Sadly for Fiorina, there was no such image in the material related to Planned Parenthood released by the Center. To give her the benefit it is possible she was referring to a different video, though news sources suggested that video was itself of quite dubious truth value.

But truth is often the first casualty in this season’s primary debates, whichever side of the aisle one is on.

The Real Debate (We Already Had)

As a bioethicist, what was perhaps most upsetting to me was the way the kabuki political theater obscured the fact that there was a real set of ethical questions to be discussed.

These are questions about complicity. For those who think abortion is seriously wrong, in what ways does the use of tissue from abortion make the user or downstream beneficiary of research complicit in that sin?

This is an interesting question that bioethicists have wrestled with for a long time. But when it comes to law, it is one the law has explicitly resolved in a way that allows fetal tissue use.

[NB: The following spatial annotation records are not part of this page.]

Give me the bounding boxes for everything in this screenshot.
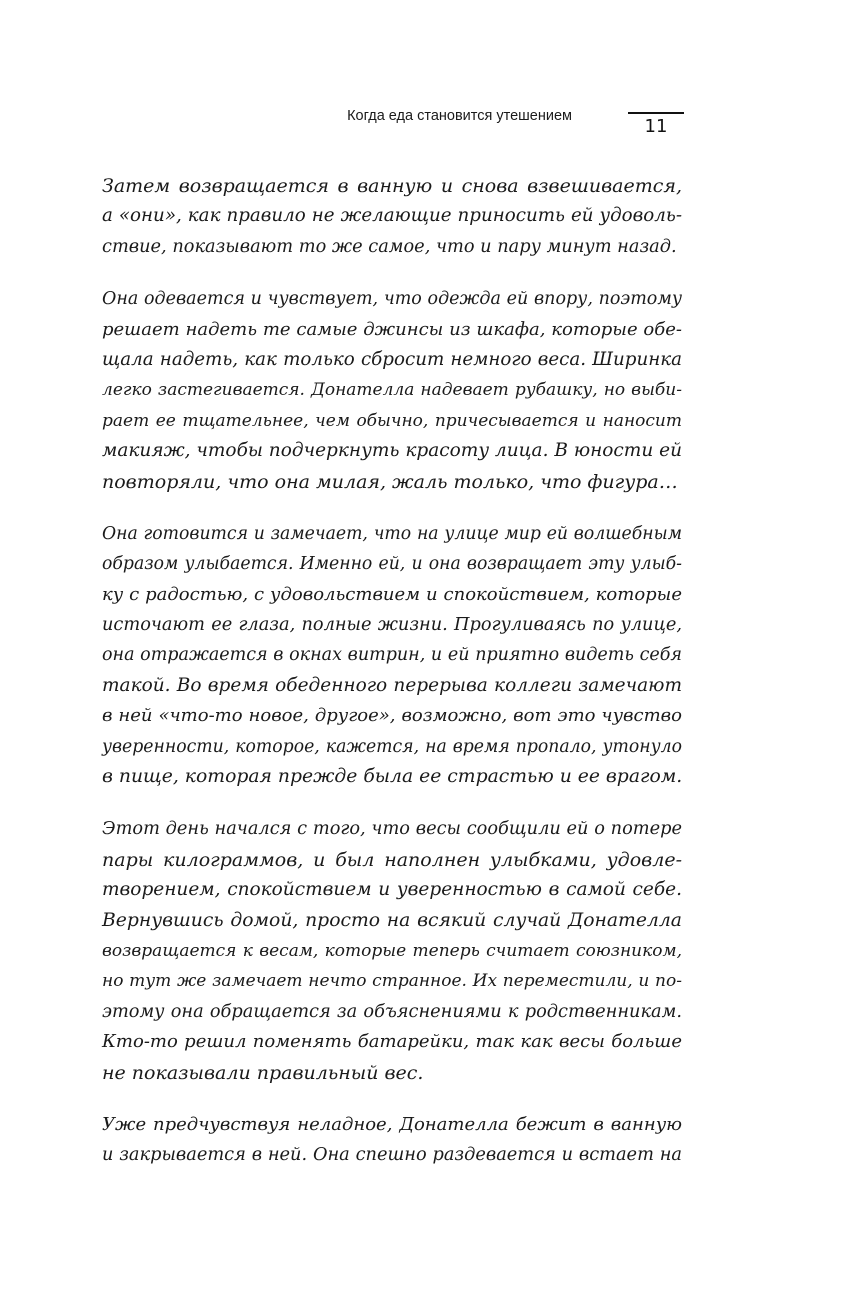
text-line: легко застегивается. Донателла надевает рубашку, но выби- [102, 380, 682, 401]
paragraph [102, 171, 682, 262]
text-line: Вернувшись домой, просто на всякий случай Донателла [102, 909, 682, 931]
paragraph [102, 284, 682, 497]
text-line: образом улыбается. Именно ей, и она возвращает эту улыб- [102, 554, 682, 575]
page-number-rule [628, 112, 684, 114]
text-line: и закрывается в ней. Она спешно раздевается и встает на [102, 1145, 682, 1166]
text-line: решает надеть те самые джинсы из шкафа, которые обе- [102, 318, 682, 340]
text-line: но тут же замечает нечто странное. Их переместили, и по- [102, 971, 682, 992]
text-line: пары килограммов, и был наполнен улыбками, удовле- [102, 848, 682, 871]
text-line: не показывали правильный вес. [102, 1061, 424, 1084]
paragraph [102, 1110, 682, 1171]
text-line: она отражается в окнах витрин, и ей приятно видеть себя [102, 645, 682, 666]
text-line: повторяли, что она милая, жаль только, что фигура… [102, 470, 678, 493]
running-title: Когда еда становится утешением [347, 108, 572, 124]
text-line: Кто-то решил поменять батарейки, так как весы больше [102, 1031, 682, 1053]
text-line: Она готовится и замечает, что на улице мир ей волшебным [102, 523, 682, 544]
text-line: рает ее тщательнее, чем обычно, причесывается и наносит [102, 410, 682, 431]
text-line: этому она обращается за объяснениями к родственникам. [102, 1001, 682, 1022]
text-line: творением, спокойствием и уверенностью в самой себе. [102, 879, 682, 901]
text-line: в ней «что-то новое, другое», возможно, вот это чувство [102, 705, 682, 727]
text-line: такой. Во время обеденного перерыва коллеги замечают [102, 674, 682, 696]
text-line: Уже предчувствуя неладное, Донателла бежит в ванную [102, 1113, 682, 1135]
text-line: источают ее глаза, полные жизни. Прогуливаясь по улице, [102, 615, 682, 636]
text-line: в пище, которая прежде была ее страстью и ее врагом. [102, 766, 683, 788]
paragraph [102, 814, 682, 1088]
text-line: макияж, чтобы подчеркнуть красоту лица. В юности ей [102, 440, 682, 462]
text-line: Затем возвращается в ванную и снова взвешивается, [102, 175, 682, 197]
text-line: Этот день начался с того, что весы сообщили ей о потере [102, 819, 682, 840]
text-line: уверенности, которое, кажется, на время пропало, утонуло [102, 736, 682, 757]
text-line: а «они», как правило не желающие приносить ей удоволь- [102, 205, 682, 227]
text-line: щала надеть, как только сбросит немного веса. Ширинка [102, 348, 682, 370]
page-number: 11 [644, 116, 668, 137]
paragraph [102, 519, 682, 793]
text-line: Она одевается и чувствует, что одежда ей впору, поэтому [102, 289, 682, 310]
text-line: ку с радостью, с удовольствием и спокойствием, которые [102, 583, 682, 605]
text-line: ствие, показывают то же самое, что и пару минут назад. [102, 236, 677, 257]
body-text [102, 171, 682, 1193]
text-line: возвращается к весам, которые теперь считает союзником, [102, 940, 682, 961]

As my friend Alta Charo noted in a piece for The Washington Post:

Fetal tissue research is legal in all but a handful of states, and it has been conducted in the United States, with federal support, for decades, except for a brief moratorium on the use of National Institutes of Health funds in the 1980s. It is regulated by federal law, and was funded by the Clinton, Bush 43, and Obama administrations, most recently to the tune of about $76 million per year.

In 1975, the National Commission for the Protection of Human Subjects of Biomedical and Behavioral Research studied the question and released a report concluding the practice was ethical. We had a short moratorium that was ultimately ended by the 1992 NIH Revitalization Act that received broad bipartisan support, including that of Senator Mitch McConnell. And while the Dickey-Wicker Amendment prohibits the NIH from funding “research in which a human embryo or embryos are destroyed, discarded, or knowingly subjected to risk of injury or death greater than that allowed for research on fetuses in utero,” that is not the law as to fetal tissue research.

So it is hard to see the current round of discussion over Planned Parenthood to be much more than a naked attack on it as an institution that performs abortions, and not really about fetal tissue very much at all.

Fetal tissue is and will continue to be an important input in some of our most important research, as Meredith Waldman recently summarized in Nature:

In 2014, the NIH funded 164 projects using the tissue, at a cost of $76 million… Analysis of the NIH projects shows that the tissue is used most heavily for research on infectious diseases, especially HIV/AIDS; in the study of retinal function and disease; and in studies of normal and anomalous fetal development.

But nothwithstanding the good of fetal tissue, Planned Parenthood was forced to change its policy.

Oct 13, 2015, Planned Parenthood announced it will maintain programs at some of its clinics that make fetal tissue available for research, but will no longer accept any reimbursement to cover the costs of those programs. That is the biggest legacy of this controversy.